Powerful, precise, high-resolution 3D imaging for advanced microscopy using diffraction limited low resolution optical signals
Comprehensive enhancements made by researchers at the University of Central Florida improve imaging function and resolution beyond the diffraction limit of current systems. This new system combines existing imaging techniques – measuring birefringence, profilometry, confocal microscopy, and spectral microscopy – creating one system that implements the multiple methods simultaneously. This unique combination allows for unparalleled measurement of samples not previously possible while achieving high-resolution 3D imaging, by exceeding the classical diffraction limit using novel opto-mechanical techniques and software to enhance the resolution. This is particularly beneficial in bioimaging applications where samples can be observed with non-destructive optical imaging, keeping the cell alive while measuring the sample with greater clarity and resolution than existing techniques, including internal cell structures. The innovation can also be applied to liquid lens apparatuses for stabilization and reduced imaging aberration.

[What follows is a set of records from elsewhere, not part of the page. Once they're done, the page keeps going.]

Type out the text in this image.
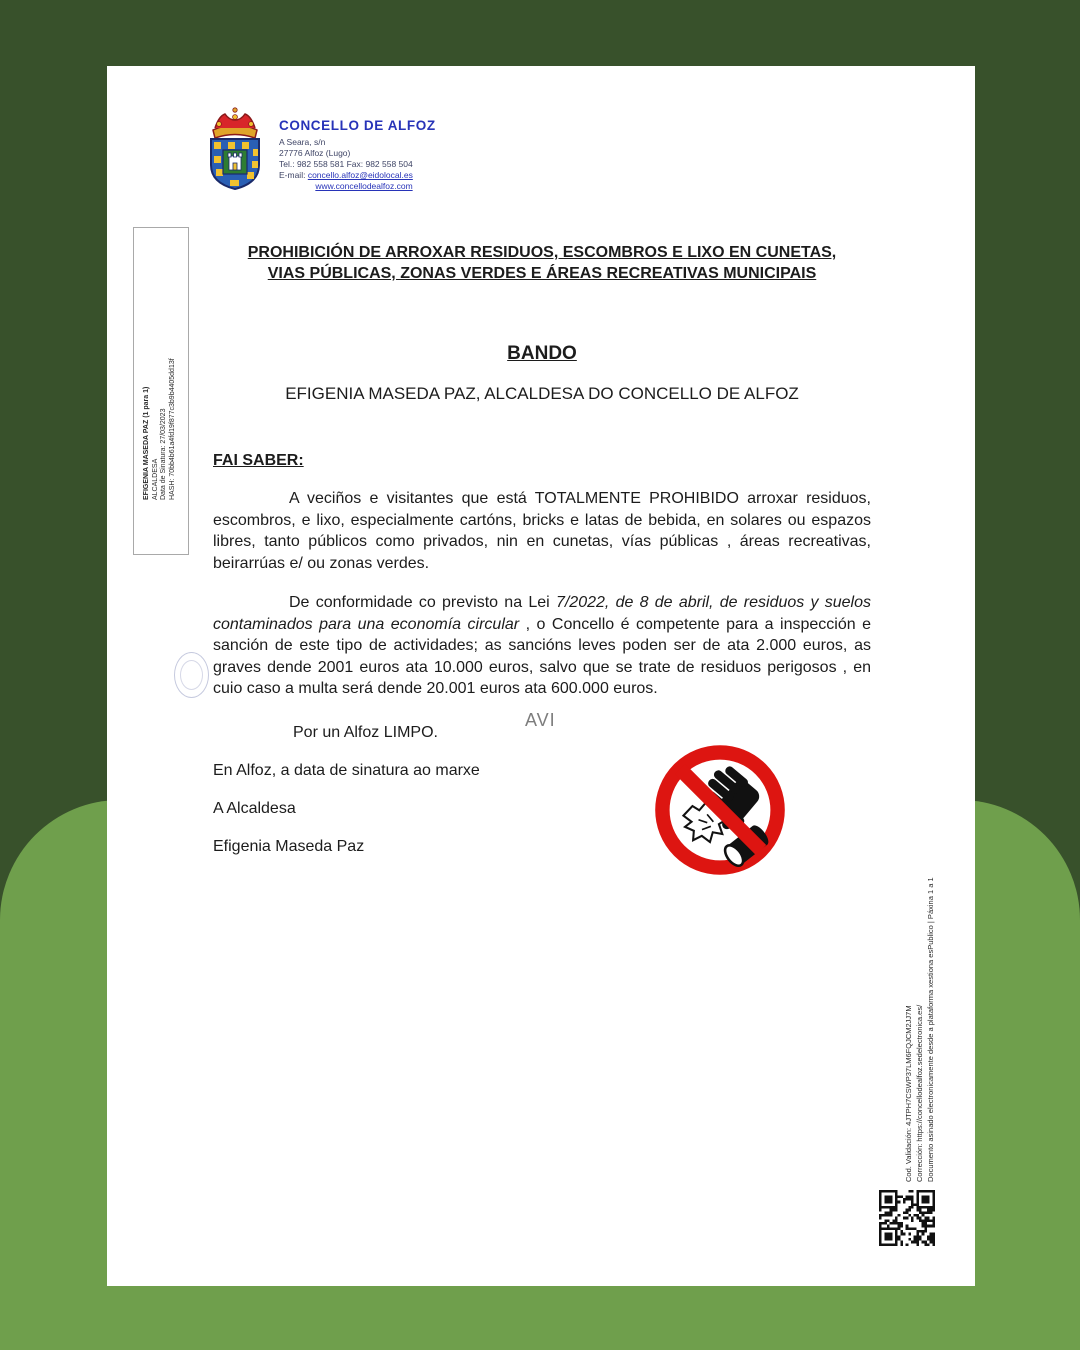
CONCELLO DE ALFOZ
A Seara, s/n
27776 Alfoz (Lugo)
Tel.: 982 558 581 Fax: 982 558 504
E-mail: concello.alfoz@eidolocal.es
www.concellodealfoz.com
EFIGENIA MASEDA PAZ (1 para 1) ALCALDESA Data de Sinatura: 27/03/2023 HASH: 70bb4b61a4fd19f877c3b9b4405dd13f
PROHIBICIÓN DE ARROXAR RESIDUOS, ESCOMBROS E LIXO EN CUNETAS,
VIAS PÚBLICAS, ZONAS VERDES E ÁREAS RECREATIVAS MUNICIPAIS
BANDO
EFIGENIA MASEDA PAZ, ALCALDESA DO CONCELLO DE ALFOZ
FAI SABER:
A veciños e visitantes que está TOTALMENTE PROHIBIDO arroxar residuos, escombros, e lixo, especialmente cartóns, bricks e latas de bebida, en solares ou espazos libres, tanto públicos como privados, nin en cunetas, vías públicas , áreas recreativas, beirarrúas e/ ou zonas verdes.
De conformidade co previsto na Lei 7/2022, de 8 de abril, de residuos y suelos contaminados para una economía circular , o Concello é competente para a inspección e sanción de este tipo de actividades; as sancións leves poden ser de ata 2.000 euros, as graves dende 2001 euros ata 10.000 euros, salvo que se trate de residuos perigosos , en cuio caso a multa será dende 20.001 euros ata 600.000 euros.
AVI
Por un Alfoz LIMPO.
En Alfoz, a data de sinatura ao marxe
A Alcaldesa
Efigenia Maseda Paz
Cod. Validación: 4JTPH7CSWP37LM6FQJCM2JJ7M Corrección: https://concellodealfoz.sedelectronica.es/ Documento asinado electronicamente desde a plataforma xestiona esPublico | Páxina 1 a 1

High-resolution 3D imaging is obtained by interpolating separate images taken of an object on each of its axes. The object is rotated and flipped in 90 degree increments, or the angle of illumination is rotated and flipped to achieve the individual 2D images. The interpolation process is applied to any 3D wave-based imager, including ones using electromagnetic waves and ultrasonic waves. The computational algorithms have been fully developed, tested, and implemented on a prototype device. The range of additional features, including measurement of birefringence, profilometry, confocal microscopy, and spectral microscopy can be combined in the form of a multi-function microscope for comprehensive imaging at high resolution.
- Multi-function microscopy
- High-resolution imaging
- 3D imaging
- Nanotechnology inspection